If this makes the stadium sound like a veritable temple to the sport, that's because it is. So why then isn't it higher up in these rankings? Indeed, why isn't it No. 1? Simple. For all its (numerous) charms, the Bombonera has hosted few matches of historical significance. Perhaps because one of the times it did, in 1969, the home side (in this case the Argentine national team) managed just a 2-2 draw with Peru in a vital World Cup qualifier that kept the albiceleste out of the 1970 World Cup. It was not used in the 1978 World Cup. Unfortunately, this dearth of historic activity keeps the grounds from becoming the mecca of the sport.

Which is not to say La Bombonera hasn't hosted some important, if not groundbreaking events in world soccer. It was here that a certain Diego Armando Maradona received his first cap for the Argentine national team, entering as a second-half substitute in a 1977 friendly against Hungary. (Maradona did not play his first professional game here, as is often assumed because of his affiliation with Boca Juniors, a club he did not actually join until 1981, when he was 21 years old. Previously he played with Argentinos Juniors). Juan Riquelme got his full international debut at La Bombonera in a 1997 World Cup qualifier against Colombia (which ended in a 1-1 draw). In 1968, Manchester United played here (and lost, to Estudiantes) in the first leg of the Intercontinental Cup. In 1977, Boca Juniors hosted Borussia Moenchengladbach of Germany (after Liverpool passed on the invite) in the same tournament.

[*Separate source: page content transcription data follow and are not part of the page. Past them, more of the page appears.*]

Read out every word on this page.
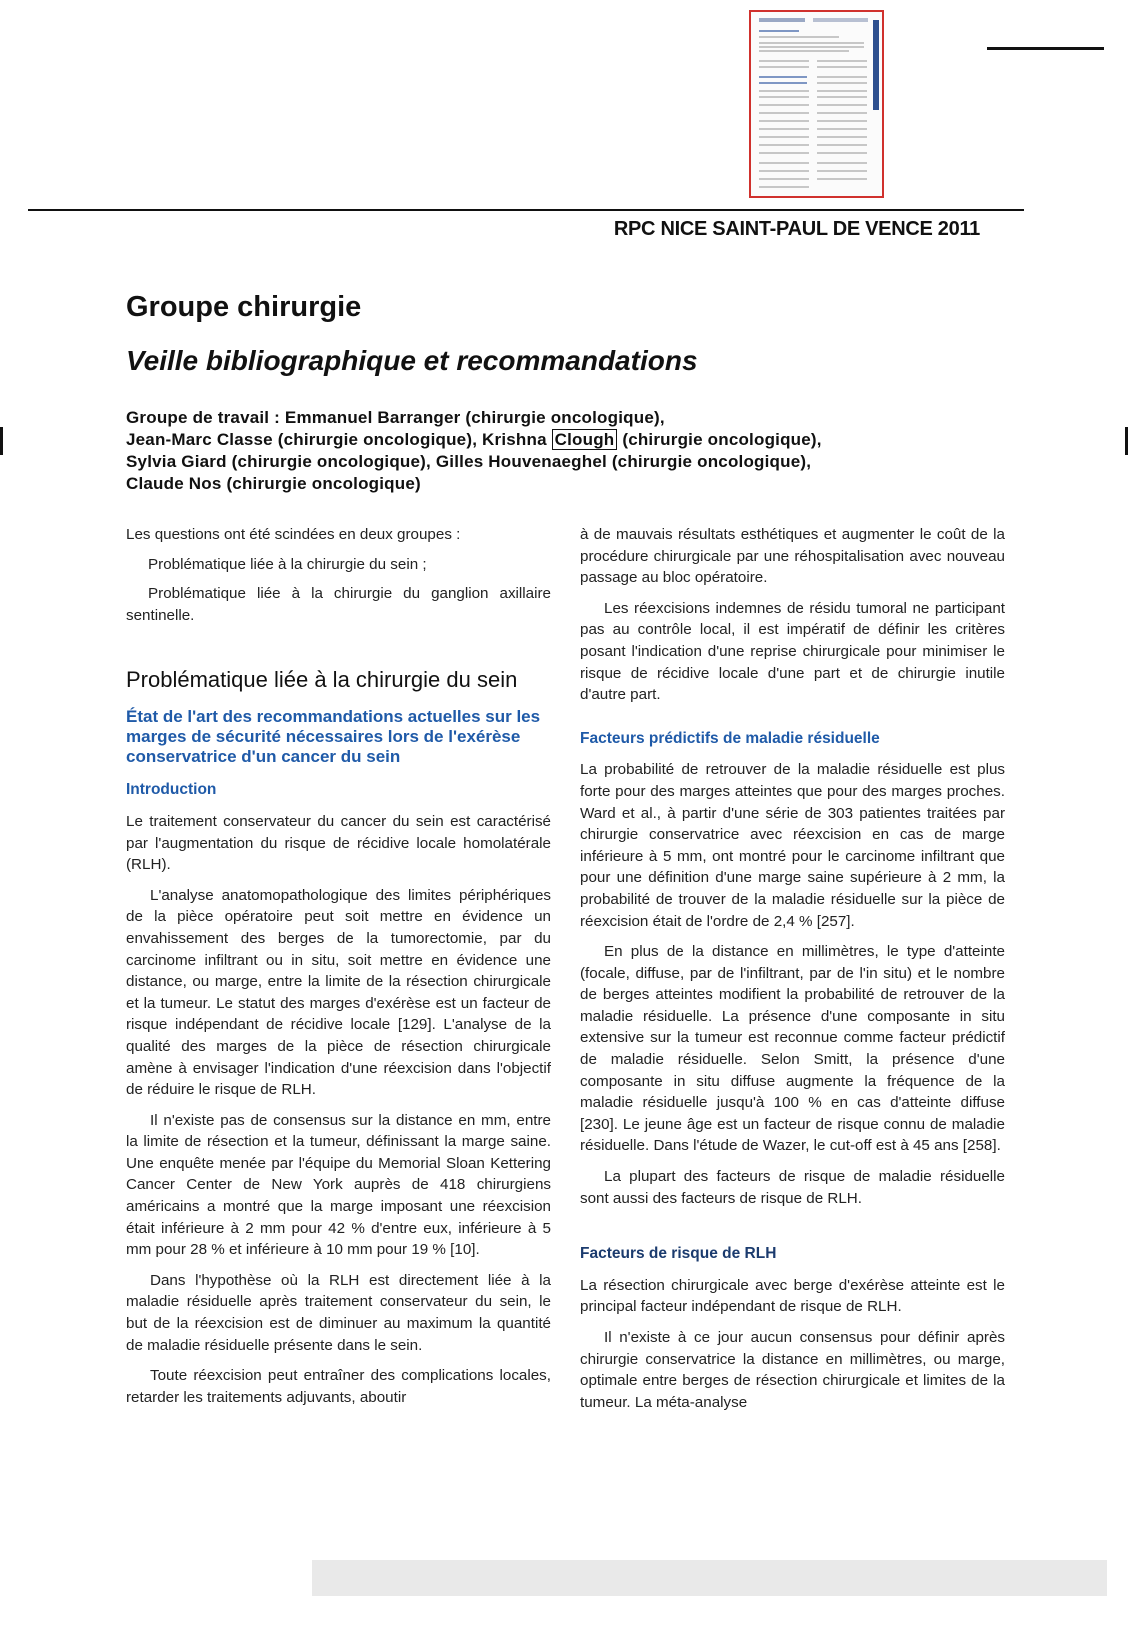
RPC NICE SAINT-PAUL DE VENCE 2011
Groupe chirurgie
Veille bibliographique et recommandations

Groupe de travail : Emmanuel Barranger (chirurgie oncologique),
Jean-Marc Classe (chirurgie oncologique), Krishna Clough (chirurgie oncologique),
Sylvia Giard (chirurgie oncologique), Gilles Houvenaeghel (chirurgie oncologique),
Claude Nos (chirurgie oncologique)

Les questions ont été scindées en deux groupes :

Problématique liée à la chirurgie du sein ;

Problématique liée à la chirurgie du ganglion axillaire sentinelle.

Problématique liée à la chirurgie du sein
État de l'art des recommandations actuelles sur les marges de sécurité nécessaires lors de l'exérèse conservatrice d'un cancer du sein
Introduction

Le traitement conservateur du cancer du sein est caractérisé par l'augmentation du risque de récidive locale homolatérale (RLH).

L'analyse anatomopathologique des limites périphériques de la pièce opératoire peut soit mettre en évidence un envahissement des berges de la tumorectomie, par du carcinome infiltrant ou in situ, soit mettre en évidence une distance, ou marge, entre la limite de la résection chirurgicale et la tumeur. Le statut des marges d'exérèse est un facteur de risque indépendant de récidive locale [129]. L'analyse de la qualité des marges de la pièce de résection chirurgicale amène à envisager l'indication d'une réexcision dans l'objectif de réduire le risque de RLH.

Il n'existe pas de consensus sur la distance en mm, entre la limite de résection et la tumeur, définissant la marge saine. Une enquête menée par l'équipe du Memorial Sloan Kettering Cancer Center de New York auprès de 418 chirurgiens américains a montré que la marge imposant une réexcision était inférieure à 2 mm pour 42 % d'entre eux, inférieure à 5 mm pour 28 % et inférieure à 10 mm pour 19 % [10].

Dans l'hypothèse où la RLH est directement liée à la maladie résiduelle après traitement conservateur du sein, le but de la réexcision est de diminuer au maximum la quantité de maladie résiduelle présente dans le sein.

Toute réexcision peut entraîner des complications locales, retarder les traitements adjuvants, aboutir

à de mauvais résultats esthétiques et augmenter le coût de la procédure chirurgicale par une réhospitalisation avec nouveau passage au bloc opératoire.

Les réexcisions indemnes de résidu tumoral ne participant pas au contrôle local, il est impératif de définir les critères posant l'indication d'une reprise chirurgicale pour minimiser le risque de récidive locale d'une part et de chirurgie inutile d'autre part.

Facteurs prédictifs de maladie résiduelle

La probabilité de retrouver de la maladie résiduelle est plus forte pour des marges atteintes que pour des marges proches. Ward et al., à partir d'une série de 303 patientes traitées par chirurgie conservatrice avec réexcision en cas de marge inférieure à 5 mm, ont montré pour le carcinome infiltrant que pour une définition d'une marge saine supérieure à 2 mm, la probabilité de trouver de la maladie résiduelle sur la pièce de réexcision était de l'ordre de 2,4 % [257].

En plus de la distance en millimètres, le type d'atteinte (focale, diffuse, par de l'infiltrant, par de l'in situ) et le nombre de berges atteintes modifient la probabilité de retrouver de la maladie résiduelle. La présence d'une composante in situ extensive sur la tumeur est reconnue comme facteur prédictif de maladie résiduelle. Selon Smitt, la présence d'une composante in situ diffuse augmente la fréquence de la maladie résiduelle jusqu'à 100 % en cas d'atteinte diffuse [230]. Le jeune âge est un facteur de risque connu de maladie résiduelle. Dans l'étude de Wazer, le cut-off est à 45 ans [258].

La plupart des facteurs de risque de maladie résiduelle sont aussi des facteurs de risque de RLH.

Facteurs de risque de RLH

La résection chirurgicale avec berge d'exérèse atteinte est le principal facteur indépendant de risque de RLH.

Il n'existe à ce jour aucun consensus pour définir après chirurgie conservatrice la distance en millimètres, ou marge, optimale entre berges de résection chirurgicale et limites de la tumeur. La méta-analyse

England played a friendly here in 1977 (and drew, 1-1. Hard to believe there were once "friendly" matches between England and Argentina).

Then there are the Superclasico matches, between River Plate and Boca Juniors, about which an entire book can be (and probably has been) written. The U.K.'s Observer famously listed attending one of these matches as the very first of 50 "sporting events you must do before you die." About 220 such matches have been played, not including friendlies. Many of these have been held at La Bombonera, including several epic encounters: In 1962, Boca beat River 1-0 to move into first place (they captured the title in the next round). In 1974, Carlos Garcia Cambon scored four goals in his Boca Juniors debut as the home side won 5-2 (Gambon remains the only player of either team to have scored four times in the Superclasico). In 1996, Claudio Caniggia scored three as Boca defeated River 4-1. In 2000, Boca won the return leg of the Copa Libertadores quarterfinal by 3-0 to advance to the semis 4-2 on aggregate. They would eventually win the tournament. Of course, River had their share of triumphs at La Bombonera as well, perhaps most famously in 1977 when they scored a last minute winner on their way to the Metropolitano championship.

Photo taken from


  1. for a stadium to be famous, or atleast used regularly, it has to have some significance, historical or other. Estadio Alberto probably isnt famous for the games it has hosted as you rightly pointed out.

  2. no it's not famous for the games it hosted (though I'm sure our readers in Argentina will disagree with that) but I don't think anybody would argue that the Bombonera isn't famous. Going there is at or close to the top of every soccer fan's to-do list.

  3. Funny to see Bombonera and San Siro at 9 and 10 as I am sure that those are the only 2 top 10 stadiums I've been to a game at. Been to camp nou too but did not see a match there.